519 チョコの副作用
翌朝
「うーん・・・これは一体・・・」
目が覚めるといつものように2人が抱きついてきていたのだが・・・記憶が少し飛んでる気がする。
確か昨日、2人が出掛けてる間にウイスキーボンボンを消費しようとして、それで・・・あれ?そこから記憶がない。この感じ・・・前に雅人の家で食べた時と全く同じなような・・・単純に考えれば酔ったのかな?
仕方ないのでなんとか抜け出して台所に向かう。夕飯に使ったと思われる食器が流しに置いてあったので多分2人とも夕飯は食べたのだろう。

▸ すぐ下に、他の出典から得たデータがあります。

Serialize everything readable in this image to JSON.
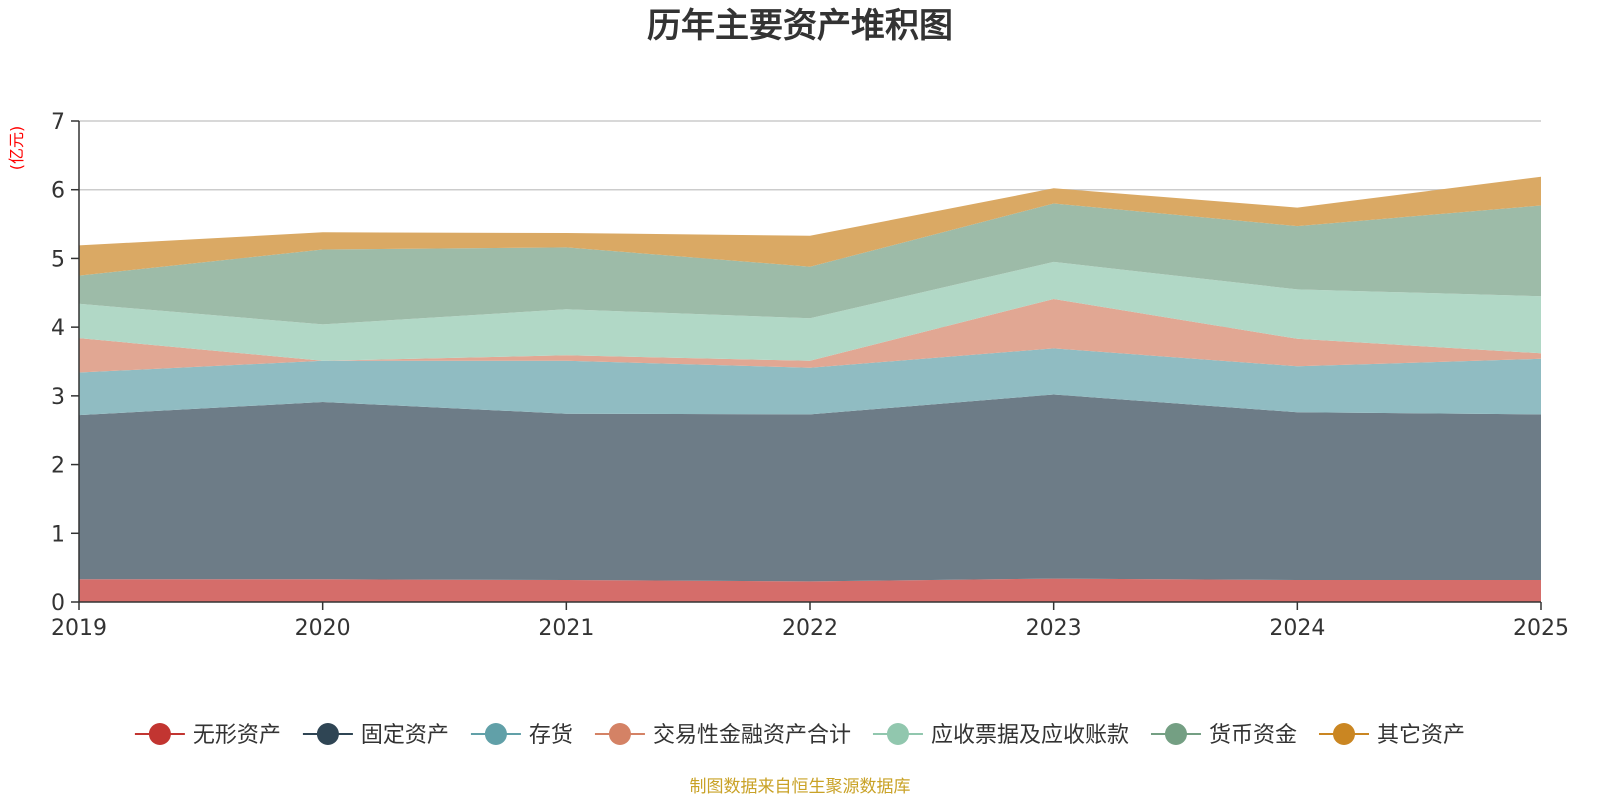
{
  "chart_data": {
    "type": "area",
    "stacked": true,
    "title": "历年主要资产堆积图",
    "unit_label": "(亿元)",
    "x": [
      "2019",
      "2020",
      "2021",
      "2022",
      "2023",
      "2024",
      "2025"
    ],
    "ylim": [
      0,
      7
    ],
    "yticks": [
      "0",
      "1",
      "2",
      "3",
      "4",
      "5",
      "6",
      "7"
    ],
    "grid": true,
    "legend_position": "bottom",
    "series": [
      {
        "name": "无形资产",
        "color": "#c23531",
        "fill": "#d56d6a",
        "values": [
          0.33,
          0.33,
          0.32,
          0.3,
          0.34,
          0.32,
          0.32
        ]
      },
      {
        "name": "固定资产",
        "color": "#2f4554",
        "fill": "#6d7c87",
        "values": [
          2.39,
          2.58,
          2.42,
          2.43,
          2.68,
          2.44,
          2.41
        ]
      },
      {
        "name": "存货",
        "color": "#61a0a8",
        "fill": "#90bcc2",
        "values": [
          0.62,
          0.6,
          0.77,
          0.68,
          0.67,
          0.67,
          0.81
        ]
      },
      {
        "name": "交易性金融资产合计",
        "color": "#d48265",
        "fill": "#e1a793",
        "values": [
          0.5,
          0.0,
          0.08,
          0.1,
          0.72,
          0.4,
          0.08
        ]
      },
      {
        "name": "应收票据及应收账款",
        "color": "#91c7ae",
        "fill": "#b1d8c6",
        "values": [
          0.5,
          0.53,
          0.67,
          0.62,
          0.54,
          0.72,
          0.83
        ]
      },
      {
        "name": "货币资金",
        "color": "#749f83",
        "fill": "#9dbba8",
        "values": [
          0.41,
          1.09,
          0.9,
          0.75,
          0.85,
          0.92,
          1.32
        ]
      },
      {
        "name": "其它资产",
        "color": "#ca8622",
        "fill": "#daa964",
        "values": [
          0.44,
          0.25,
          0.21,
          0.45,
          0.22,
          0.27,
          0.42
        ]
      }
    ]
  },
  "source_text": "制图数据来自恒生聚源数据库",
  "colors": {
    "unit": "#ff0000",
    "source": "#c9a227",
    "grid": "#cccccc",
    "axis": "#333333"
  }
}
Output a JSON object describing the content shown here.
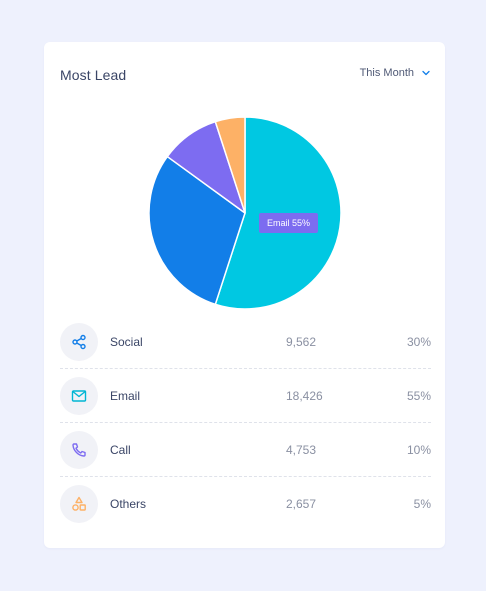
{
  "card": {
    "title": "Most Lead"
  },
  "filter": {
    "selected": "This Month",
    "icon": "chevron-down-icon"
  },
  "colors": {
    "email": "#00c8e2",
    "social": "#127ee8",
    "call": "#7d6cf1",
    "others": "#fdb166",
    "tooltip": "#7c6cf0"
  },
  "tooltip": {
    "text": "Email 55%"
  },
  "chart_data": {
    "type": "pie",
    "slices": [
      {
        "label": "Email",
        "value": 55,
        "color": "#00c8e2"
      },
      {
        "label": "Social",
        "value": 30,
        "color": "#127ee8"
      },
      {
        "label": "Call",
        "value": 10,
        "color": "#7d6cf1"
      },
      {
        "label": "Others",
        "value": 5,
        "color": "#fdb166"
      }
    ]
  },
  "rows": [
    {
      "label": "Social",
      "value": "9,562",
      "percent": "30%",
      "icon": "share-icon"
    },
    {
      "label": "Email",
      "value": "18,426",
      "percent": "55%",
      "icon": "mail-icon"
    },
    {
      "label": "Call",
      "value": "4,753",
      "percent": "10%",
      "icon": "phone-icon"
    },
    {
      "label": "Others",
      "value": "2,657",
      "percent": "5%",
      "icon": "shapes-icon"
    }
  ]
}
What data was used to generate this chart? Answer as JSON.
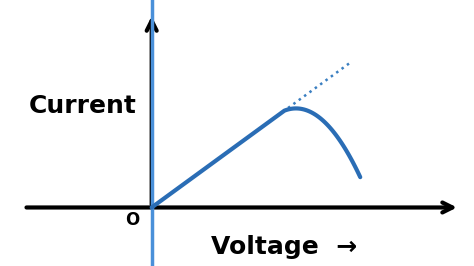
{
  "background_color": "#ffffff",
  "axis_color": "#000000",
  "blue_line_color": "#4a90d9",
  "curve_color": "#2a6db5",
  "dotted_color": "#3a7fc1",
  "origin_label": "O",
  "xlabel": "Voltage",
  "ylabel": "Current",
  "axis_linewidth": 3.0,
  "curve_linewidth": 3.0,
  "font_size_label": 18,
  "font_size_origin": 12
}
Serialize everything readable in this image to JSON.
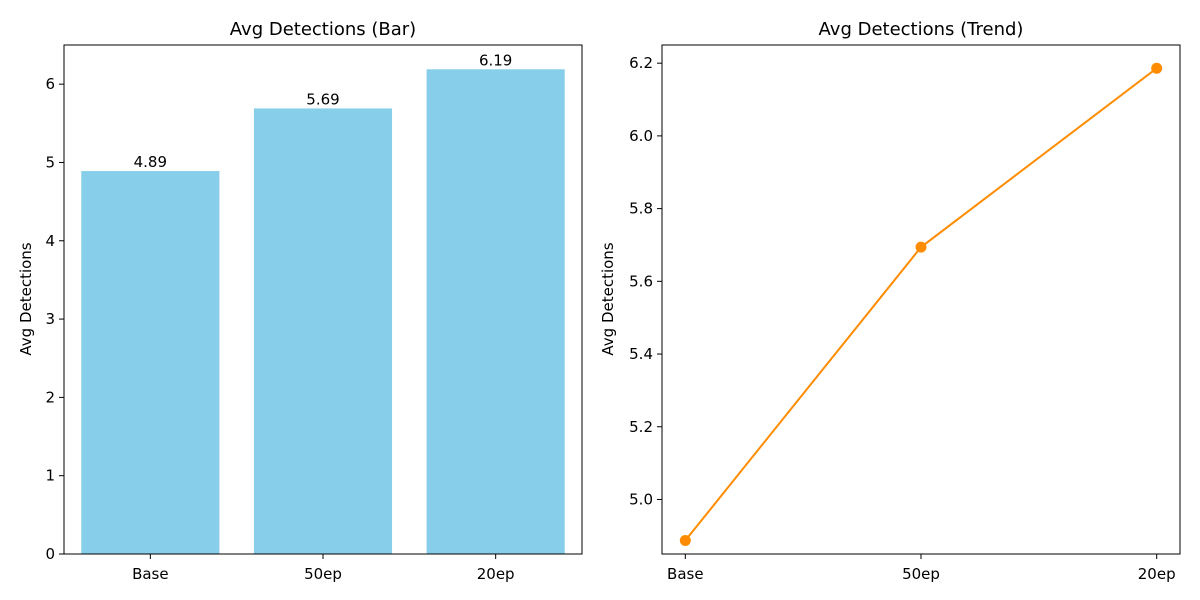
{
  "chart_data": [
    {
      "type": "bar",
      "title": "Avg Detections (Bar)",
      "categories": [
        "Base",
        "50ep",
        "20ep"
      ],
      "values": [
        4.89,
        5.69,
        6.19
      ],
      "data_labels": [
        "4.89",
        "5.69",
        "6.19"
      ],
      "xlabel": "",
      "ylabel": "Avg Detections",
      "ylim": [
        0,
        6.5
      ],
      "yticks": [
        0,
        1,
        2,
        3,
        4,
        5,
        6
      ],
      "ytick_labels": [
        "0",
        "1",
        "2",
        "3",
        "4",
        "5",
        "6"
      ],
      "color": "#87ceeb",
      "grid": false
    },
    {
      "type": "line",
      "title": "Avg Detections (Trend)",
      "categories": [
        "Base",
        "50ep",
        "20ep"
      ],
      "values": [
        4.887,
        5.694,
        6.186
      ],
      "xlabel": "",
      "ylabel": "Avg Detections",
      "ylim": [
        4.85,
        6.25
      ],
      "yticks": [
        5.0,
        5.2,
        5.4,
        5.6,
        5.8,
        6.0,
        6.2
      ],
      "ytick_labels": [
        "5.0",
        "5.2",
        "5.4",
        "5.6",
        "5.8",
        "6.0",
        "6.2"
      ],
      "color": "#ff8c00",
      "marker": "circle",
      "grid": false
    }
  ]
}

「やらかした・・・もしかして俺酒弱いのかなぁ・・・」
でも、吉崎から渡されたウイスキーボンボンは半分近く減っていた。多分全部食べて酔ったのだろう。仕方ないのでササッとシャワーを浴びてから、ゴミを片付けて朝食の準備をしつつ、残ってた食器を洗う。あまりシンクに物があるのが好きじゃないので、片付けるのが地味に楽しかったのは秘密で。
「ん・・・健斗、大丈夫か?」
そんな風にしていると、いつも通りの時間に起きてきて早々に俺の心配をしてくれる遥香さん。本当に優しいと思いつつ俺は聞いてみることにした。
「おはようございます。あの・・・昨日、俺もしかして酔って何かしましたか?もしくはそのまま寝たとか・・・」
「覚えてないのか?」
「えっと、実はウイスキーボンボンを食べてたところまでしか・・・」
「そうか」
何故か頬を赤く染める遥香さん。え?俺なんかやったの?
「昨日のお前は・・・なんというか、情熱的に私を求めてきたな」
「・・・まさか」
襲ってないよね?今の遥香さんにそんなふしだらなことしてないよね?冷や汗が出てくるが、遥香さんはくすりと笑って言った。
「ま、半分は冗談だ。とはいえ、いつもと違って甘えてきたりもしたから楽しかったがな」
「・・・ご迷惑かけたようですみません」
「いいって。でも、どうせならあのお前に襲われてみたいものだが・・・」
「その俺は俺じゃないと思うので」
「そうか?まあ、結局私とちーちゃんを甘やかしてから自分で布団に向かったから大して迷惑はかけてないからな」
まあ、どのみち俺はあんまり酒は飲まない方がいいかもしれないとあと二年後に訪れる成人という壁を前にして思うのだが・・・この日からたまに遥香さんがお土産でウイスキーボンボンを買ってくるようになったのは本当に何故だろう?
まあ、結局残ってるウイスキーボンボンもあまり迷惑かけないように片付けないと・・・昨日みたいに夕飯を作りっぱなしは良くないしね。